Di sisi lain, sifat kewajiban, baik fardhu ‘ain maupun fardhu kifayah, dinyatakan gugur, atau selesai, jika sudah dilaksanakan dan kewajiban tersebut terlaksana. Jika sudah dilaksanakan, tetapi belum selesai, maka kewajiban tersebut belum gugur. Jadi, dinyatakan gugur saat benar-benar telah berhasil diwujudkan. Bila tidak, maka fardhu tersebut kembali kepada seluruh kaum Muslim. Semuanya dianggap berdosa saat fardhu tersebut belum terwujud. Pada saat itu, masing-masing orang berkewajiban untuk melaksanakan kewajiban tersebut hingga benar-benar terwujud. Dalam konteks inilah, fardhu kifayah bisa berubah menjadi fardhu ‘ain. Ini dipertegas oleh penjelasan Imam al-Baidhawi:

خَاطَبَ الْجَمِيْعَ وَطَلَبَ فِعْلَ بَعْضِهِمْ لِيَدُلَّ عَلَى أَنَّه وَاجِبٌ عَلَى الْكُلِّ حَتىَّ لَوْ تَرَكُوْهُ رَأْساً أَثِمُوْا جَمِيْعاً وَلَكِنْ يَسْقُطُ بِفِعْلِ بَعْضِهِمْ، وَهَكَذَا كُلُّ مَا هُوَ فَرْضُ كِفَايَةٍ.
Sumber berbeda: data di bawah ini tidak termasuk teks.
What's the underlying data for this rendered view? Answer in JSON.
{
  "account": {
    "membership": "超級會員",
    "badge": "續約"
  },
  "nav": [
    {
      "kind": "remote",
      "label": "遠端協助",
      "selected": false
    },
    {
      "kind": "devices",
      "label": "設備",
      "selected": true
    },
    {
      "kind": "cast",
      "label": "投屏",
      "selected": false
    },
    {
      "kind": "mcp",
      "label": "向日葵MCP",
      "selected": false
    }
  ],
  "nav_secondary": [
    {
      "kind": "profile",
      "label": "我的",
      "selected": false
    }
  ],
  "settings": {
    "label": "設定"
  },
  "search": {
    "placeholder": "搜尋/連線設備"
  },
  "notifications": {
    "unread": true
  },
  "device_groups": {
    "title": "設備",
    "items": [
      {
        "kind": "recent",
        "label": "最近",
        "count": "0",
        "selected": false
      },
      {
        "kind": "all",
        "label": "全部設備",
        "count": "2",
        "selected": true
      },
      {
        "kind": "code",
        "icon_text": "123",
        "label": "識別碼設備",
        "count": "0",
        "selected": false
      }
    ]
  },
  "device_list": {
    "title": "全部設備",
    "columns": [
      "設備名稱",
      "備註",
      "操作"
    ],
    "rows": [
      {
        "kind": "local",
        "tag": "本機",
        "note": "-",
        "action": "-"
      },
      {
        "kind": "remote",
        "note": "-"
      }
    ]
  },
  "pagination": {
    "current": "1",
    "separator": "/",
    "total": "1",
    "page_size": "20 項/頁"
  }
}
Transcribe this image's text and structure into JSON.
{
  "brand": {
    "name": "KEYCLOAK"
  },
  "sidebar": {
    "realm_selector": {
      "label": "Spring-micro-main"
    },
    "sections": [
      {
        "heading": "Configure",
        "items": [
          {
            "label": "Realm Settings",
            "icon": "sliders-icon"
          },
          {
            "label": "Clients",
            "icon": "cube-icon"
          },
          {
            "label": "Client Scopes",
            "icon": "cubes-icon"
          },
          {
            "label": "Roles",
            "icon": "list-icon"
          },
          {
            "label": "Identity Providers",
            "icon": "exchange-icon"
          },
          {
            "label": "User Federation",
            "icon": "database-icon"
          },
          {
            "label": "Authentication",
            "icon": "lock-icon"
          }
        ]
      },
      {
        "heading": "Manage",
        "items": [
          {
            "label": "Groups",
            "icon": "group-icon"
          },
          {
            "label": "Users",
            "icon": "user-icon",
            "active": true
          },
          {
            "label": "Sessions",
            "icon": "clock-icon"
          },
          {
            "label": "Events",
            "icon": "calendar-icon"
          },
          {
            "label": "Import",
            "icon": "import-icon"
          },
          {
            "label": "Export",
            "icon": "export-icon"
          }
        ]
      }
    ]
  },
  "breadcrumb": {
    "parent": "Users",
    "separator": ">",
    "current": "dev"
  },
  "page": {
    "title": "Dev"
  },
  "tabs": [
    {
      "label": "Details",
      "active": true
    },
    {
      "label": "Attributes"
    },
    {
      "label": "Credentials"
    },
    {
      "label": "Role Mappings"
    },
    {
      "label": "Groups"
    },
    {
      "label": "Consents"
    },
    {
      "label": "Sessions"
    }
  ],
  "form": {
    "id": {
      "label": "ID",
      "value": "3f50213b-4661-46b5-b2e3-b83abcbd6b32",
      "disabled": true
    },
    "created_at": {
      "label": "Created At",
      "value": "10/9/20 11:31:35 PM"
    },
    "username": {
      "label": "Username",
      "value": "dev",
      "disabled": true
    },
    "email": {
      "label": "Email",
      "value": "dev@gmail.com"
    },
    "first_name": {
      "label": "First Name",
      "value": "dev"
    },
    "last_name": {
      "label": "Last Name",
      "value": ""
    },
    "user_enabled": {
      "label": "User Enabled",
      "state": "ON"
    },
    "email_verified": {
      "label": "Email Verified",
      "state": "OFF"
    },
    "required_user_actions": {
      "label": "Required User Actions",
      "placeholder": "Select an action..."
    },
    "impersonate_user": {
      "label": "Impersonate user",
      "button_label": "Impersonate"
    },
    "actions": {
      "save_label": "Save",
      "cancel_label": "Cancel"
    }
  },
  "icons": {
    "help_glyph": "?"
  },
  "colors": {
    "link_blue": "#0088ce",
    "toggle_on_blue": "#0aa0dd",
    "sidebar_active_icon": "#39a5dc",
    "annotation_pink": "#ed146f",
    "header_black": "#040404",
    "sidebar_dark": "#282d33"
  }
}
(Fardhu Kifayah) menyerukan kepada seluruh kaum Muslim, dan meminta dikerjakan oleh sebagian di antara mereka untuk membuktikan, bahwa fardhu tersebut merupakan kewajiban bagi semuanya. Karena itu, ketika mereka langsung meninggalkannya, maka mereka semuanya berdosa. Namun, kewajiban tersebut gugur dengan dikerjakan oleh sebagian di antara mereka. Begitulah ketentuan seluruh fardhu kifayah. 6

 

Tepat sekali apa yang dijelaskan oleh al-Imam al-’Allamah al-Hafidz as-Syathibi, dalam kitabnya, Al-Muwâfaqât:

إِنَّهُ وَاجِبٌ عَلَى الْجَمِيْعِ.. لِأَنَّ الْقِيَامَ بِذَلِكَ الْفَرْضِقِيَامٌ بِمَصْلَحَةٍ عَامَّةٍ، فَهُمْ مَطْلُوْبُوْنَ بِسَدِّهَا عَلَى الْجُمْلَةِ، فَبَعْضُهُمْ هُوَ قاَدِرٌ عَلَيْهَا مُبَاشَرَةً، وَذَلِكَ مَنْ كَانَ أَهْلاً لَهَا، وَالْبَاقُوْنَ وَإِنْ لَمْ يَقْدِرُوْا عَلَيْهَا قَادِرُوْنَ عَلَى إِقَامَةِ الْقَادِرِيْنَ، فَمَنْ كَانَ قَادِرًا عَلَى الْوِلاَيَةِ فَهُوَ مَطْلُوْبٌ بِإِقَامَتِهَا، وَمَنْ لاَ يَقْدِرُ عَلَيْهَا مَطْلُوْبٌ بِأَمْرٍ آخَرٍ وَهُوَ إِقَامَةٌ ذَلِكَ الْقَادِرِ وَإِجْبَارُهُ عَلَى الْقِيَامِ بِهَا، فَالْقَادِرُ إِذاً مَطْلُوْبٌ بِإِقَامَةِ الْفَرْضِ، وَغَيْرُ الْقَادِرِ مَطْلُوْبٌ بِتَقْدِيْمِ ذَلِكَ الْقَادِرِ، إِذْ لاَ يَتَوَصَّلَ إِلَى قِيَامِ الْقَادِرِ إِلاَّ بِالْإِقَامَةِ؛ مِنْ بَابِ مَا لا يَتِمُ الْوَاجِبُ إِلاَّ بِهِ.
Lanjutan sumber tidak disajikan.